Apple fits a camera, a lidar, and god knows what other sensors on the front of a phone in a notch that's three times thinner than the one on its own laptops.
So yeah. They could have a thin bezel. They deliberately chose not to, even if it eats into the precious little space of the top menu bar.
It looks like the iPhone is about 2-3 times thicker than a MacBook lid. I'm not sure they actually have the space to put iPhone equivalent hardware above the MacBook screen.
What content are you consuming? Because if you remove the screen area next to the notch, it's 16:10, and if you're watching videos, you're probably doing it at 16:9, and games at 16:9 or 16:10.
I would rather take a bezel and reduce the amount of e-waste this custom garbage has on the world. Add to that this will most likely make screen replacements significantly harder and more expensive.
For me, notches are just ugly. The main purchasing decisions behind my current phone is its lack of notch. I hate the feeling of something interrupting my screen.
Is it though? I was able to replace a broken Macbook screen a couple of generations ago. It was hard and took a while, but I managed. I'm very sure I would not be able to do this given this kind of screen.

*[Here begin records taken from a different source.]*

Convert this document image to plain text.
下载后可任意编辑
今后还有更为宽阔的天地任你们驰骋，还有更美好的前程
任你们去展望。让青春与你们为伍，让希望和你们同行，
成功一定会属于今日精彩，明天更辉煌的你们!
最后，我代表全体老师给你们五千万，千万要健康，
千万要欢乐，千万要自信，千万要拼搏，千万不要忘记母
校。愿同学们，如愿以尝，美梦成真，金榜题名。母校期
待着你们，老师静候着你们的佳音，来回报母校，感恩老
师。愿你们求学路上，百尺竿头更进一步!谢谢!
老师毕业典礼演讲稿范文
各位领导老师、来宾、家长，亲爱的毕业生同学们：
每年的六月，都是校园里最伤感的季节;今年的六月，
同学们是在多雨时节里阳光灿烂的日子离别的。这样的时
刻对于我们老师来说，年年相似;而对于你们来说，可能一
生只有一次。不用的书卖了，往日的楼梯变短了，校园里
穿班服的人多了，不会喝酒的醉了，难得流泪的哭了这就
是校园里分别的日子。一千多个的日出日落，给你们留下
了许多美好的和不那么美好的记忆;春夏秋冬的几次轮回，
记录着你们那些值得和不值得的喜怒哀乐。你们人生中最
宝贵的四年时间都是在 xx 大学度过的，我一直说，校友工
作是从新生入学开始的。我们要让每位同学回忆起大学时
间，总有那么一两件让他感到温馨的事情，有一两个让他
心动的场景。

I guess we'll see when the first tear-down comes out. I wouldn't be surprised to find out that the only way to fix the screen is to replace it together with the webcam.
I'm pretty sure there hasn't been any "3rd-party screens" for macbooks since Retina displays came along. It's all sold as the display + case, lcd bonded to the glass.
Yeah I wonder how this will be resolved. The screenshots of Photoshop on the Apple store page show a menu that runs quite close to the notch. Will menu items be truncated or pop up randomly on the other side? How will it work for less terse languages like German?
I routinely don't have enough space there. Any professional app (and these laptops are squarely aimed at professionals) will eat into this "unused gray space".
Add a few apps that add ions to the menu bar, and suddenly you already have no space even without the notch.
Switching to fullscreen keeps everything below the notch, judging from the screenshots. I'm betting they'll add an accessibility option to keep the UI below the notch as well.